One thing: if a single dog barked, he was out of there. The first target was on the edge of town, not many people around. He'd spotted a parking place, at the side of a low-end used-car lot, a block away from the target. There were no cameras at the lot; he'd scouted it carefully. He could park the car, making it look like one of the used cars, cross the road into a copse of trees, and sit there for a bit and watch. Then he'd walk through the trees and across a weedy vacant lot, right up to the target car.
 
 
AND THAT'S WHAT HE DID,
at two o'clock in the morning, dressed in camo, with a bomb in a backpack, a gun in his pocket. He'd already killed, and if the owner of the house caught him planting the bomb, he'd shoot him and run for it. Nothing to lose.
The night was warm, for early June, when it could still get cold; but not this night. He left the car, as planned, sat in the trees and listened and watched: a small town, trucks braking on the highway, or speeding up as they headed out; the stars bright overhead; no sirens or dogs to break the silence.
He could see the target car, sitting across the vacant lot like Moby-Dick: there'd been no sign of activity from the house next to it. He gave it the full half hour, then began a slow stalk across the lot.
He was a deer hunter, a stalker rather than a sitter, and he knew how to move slowly. He took ten minutes to cross the hundred-foot lot. He was satisfied that even if there'd been a dog, it wouldn't have heard him.

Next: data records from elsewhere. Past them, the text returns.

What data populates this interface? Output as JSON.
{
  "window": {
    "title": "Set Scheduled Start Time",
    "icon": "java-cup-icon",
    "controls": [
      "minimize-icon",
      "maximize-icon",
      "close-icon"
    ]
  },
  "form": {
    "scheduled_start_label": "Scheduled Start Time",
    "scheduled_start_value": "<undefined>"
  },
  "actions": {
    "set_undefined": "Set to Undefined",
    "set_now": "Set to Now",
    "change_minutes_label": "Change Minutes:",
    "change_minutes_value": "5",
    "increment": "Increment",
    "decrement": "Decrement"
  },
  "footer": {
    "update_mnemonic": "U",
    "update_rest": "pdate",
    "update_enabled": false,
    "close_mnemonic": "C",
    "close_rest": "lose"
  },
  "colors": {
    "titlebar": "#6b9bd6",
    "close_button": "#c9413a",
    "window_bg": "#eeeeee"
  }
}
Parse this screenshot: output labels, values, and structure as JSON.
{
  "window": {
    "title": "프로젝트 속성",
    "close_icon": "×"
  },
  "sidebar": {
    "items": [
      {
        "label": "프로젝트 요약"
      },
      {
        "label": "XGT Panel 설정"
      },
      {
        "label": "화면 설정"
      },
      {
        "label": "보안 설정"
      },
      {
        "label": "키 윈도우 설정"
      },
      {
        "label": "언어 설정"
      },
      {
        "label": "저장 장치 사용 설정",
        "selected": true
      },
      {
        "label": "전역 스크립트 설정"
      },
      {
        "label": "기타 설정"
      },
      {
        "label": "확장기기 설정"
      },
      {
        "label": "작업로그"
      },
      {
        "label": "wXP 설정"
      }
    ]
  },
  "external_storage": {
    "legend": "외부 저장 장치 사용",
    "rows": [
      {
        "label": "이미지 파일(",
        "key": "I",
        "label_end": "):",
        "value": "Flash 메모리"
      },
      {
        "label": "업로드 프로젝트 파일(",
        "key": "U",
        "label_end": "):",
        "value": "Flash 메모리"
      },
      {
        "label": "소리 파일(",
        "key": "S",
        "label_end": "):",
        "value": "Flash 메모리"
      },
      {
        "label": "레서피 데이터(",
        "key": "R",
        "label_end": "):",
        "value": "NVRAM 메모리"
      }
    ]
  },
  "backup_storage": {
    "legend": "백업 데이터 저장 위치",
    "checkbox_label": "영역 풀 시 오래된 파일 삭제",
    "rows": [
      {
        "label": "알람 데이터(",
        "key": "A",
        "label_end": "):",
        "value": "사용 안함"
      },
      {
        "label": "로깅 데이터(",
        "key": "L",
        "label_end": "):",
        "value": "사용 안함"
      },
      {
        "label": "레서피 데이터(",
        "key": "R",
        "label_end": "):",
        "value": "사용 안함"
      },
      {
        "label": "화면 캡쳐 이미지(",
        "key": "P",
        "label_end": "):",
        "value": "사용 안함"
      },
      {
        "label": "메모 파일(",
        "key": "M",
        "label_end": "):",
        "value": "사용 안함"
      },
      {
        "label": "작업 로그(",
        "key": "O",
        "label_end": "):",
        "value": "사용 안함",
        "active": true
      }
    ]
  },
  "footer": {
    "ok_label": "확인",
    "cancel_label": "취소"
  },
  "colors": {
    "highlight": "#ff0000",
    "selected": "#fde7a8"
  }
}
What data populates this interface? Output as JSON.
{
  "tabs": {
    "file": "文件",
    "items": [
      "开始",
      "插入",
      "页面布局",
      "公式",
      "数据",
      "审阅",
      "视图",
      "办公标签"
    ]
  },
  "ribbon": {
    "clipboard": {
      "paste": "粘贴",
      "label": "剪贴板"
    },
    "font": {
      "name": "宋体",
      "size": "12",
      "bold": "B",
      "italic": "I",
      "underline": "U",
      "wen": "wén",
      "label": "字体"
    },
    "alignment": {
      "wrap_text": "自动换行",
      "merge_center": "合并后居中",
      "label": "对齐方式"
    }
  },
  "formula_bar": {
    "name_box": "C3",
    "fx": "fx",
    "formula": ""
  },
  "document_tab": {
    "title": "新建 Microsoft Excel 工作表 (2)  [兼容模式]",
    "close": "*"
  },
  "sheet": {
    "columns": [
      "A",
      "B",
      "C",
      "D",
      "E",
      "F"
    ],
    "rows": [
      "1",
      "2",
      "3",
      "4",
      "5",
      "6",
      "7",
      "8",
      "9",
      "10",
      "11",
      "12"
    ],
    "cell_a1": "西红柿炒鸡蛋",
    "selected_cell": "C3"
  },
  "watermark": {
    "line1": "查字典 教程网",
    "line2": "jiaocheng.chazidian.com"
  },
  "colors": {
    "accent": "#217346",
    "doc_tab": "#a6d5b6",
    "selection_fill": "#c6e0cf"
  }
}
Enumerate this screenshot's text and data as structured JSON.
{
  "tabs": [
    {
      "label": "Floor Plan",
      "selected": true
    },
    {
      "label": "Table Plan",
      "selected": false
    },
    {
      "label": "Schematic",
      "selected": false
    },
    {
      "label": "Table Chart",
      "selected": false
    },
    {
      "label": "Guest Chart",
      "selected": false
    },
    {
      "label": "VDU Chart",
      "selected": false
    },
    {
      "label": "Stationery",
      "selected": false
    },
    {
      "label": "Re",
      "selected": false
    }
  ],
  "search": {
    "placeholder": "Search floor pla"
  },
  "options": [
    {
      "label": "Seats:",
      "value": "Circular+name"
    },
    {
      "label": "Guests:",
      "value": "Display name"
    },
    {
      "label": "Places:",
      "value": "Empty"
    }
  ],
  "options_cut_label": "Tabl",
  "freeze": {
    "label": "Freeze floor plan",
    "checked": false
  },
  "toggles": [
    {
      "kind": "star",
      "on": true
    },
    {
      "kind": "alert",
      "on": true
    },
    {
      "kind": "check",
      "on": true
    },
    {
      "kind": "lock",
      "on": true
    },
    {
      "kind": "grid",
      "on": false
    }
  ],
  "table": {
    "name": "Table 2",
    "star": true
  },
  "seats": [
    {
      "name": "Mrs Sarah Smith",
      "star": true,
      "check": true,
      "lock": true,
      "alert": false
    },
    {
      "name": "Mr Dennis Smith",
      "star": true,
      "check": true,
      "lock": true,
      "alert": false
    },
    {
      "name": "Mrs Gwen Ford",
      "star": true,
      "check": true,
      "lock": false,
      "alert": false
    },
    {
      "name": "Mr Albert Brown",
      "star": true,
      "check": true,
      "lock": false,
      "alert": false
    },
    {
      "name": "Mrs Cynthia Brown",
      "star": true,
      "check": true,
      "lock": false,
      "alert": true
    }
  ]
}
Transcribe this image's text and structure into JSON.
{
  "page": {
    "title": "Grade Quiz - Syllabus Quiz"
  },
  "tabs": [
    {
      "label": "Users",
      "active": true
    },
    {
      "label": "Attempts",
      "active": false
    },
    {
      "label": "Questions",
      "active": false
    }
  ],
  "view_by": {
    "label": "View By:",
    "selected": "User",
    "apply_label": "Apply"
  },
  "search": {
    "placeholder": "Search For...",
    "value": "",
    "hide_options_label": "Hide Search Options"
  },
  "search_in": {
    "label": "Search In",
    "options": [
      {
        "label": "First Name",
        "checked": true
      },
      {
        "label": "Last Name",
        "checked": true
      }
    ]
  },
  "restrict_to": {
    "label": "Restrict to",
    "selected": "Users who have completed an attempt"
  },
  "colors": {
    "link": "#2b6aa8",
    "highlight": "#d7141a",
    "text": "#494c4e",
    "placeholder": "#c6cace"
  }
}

At the car, he sat and listened, one full minute, letting his senses extend into the night, and then he slid beneath it, next to the axle. He'd taped the end of a deer hunter's LED flashlight, so only a single LED could shine through: a red one.
After looking the situation over, he decided the most reasonable thing would be to tape the bomb to the hydraulic line that led toward the back of the car. He did that, fumbling with the tape in the dark, until it was solid. He made sure that the thermostat bulb was hanging straight down, checked it twice—if he got it wrong, he'd be a rapidly expanding sphere of bloody cellular matter. When everything was right, he pulled the circuit wires down the car for a couple feet, looped them around another fluid line, then twisted together the wires that would complete the circuit.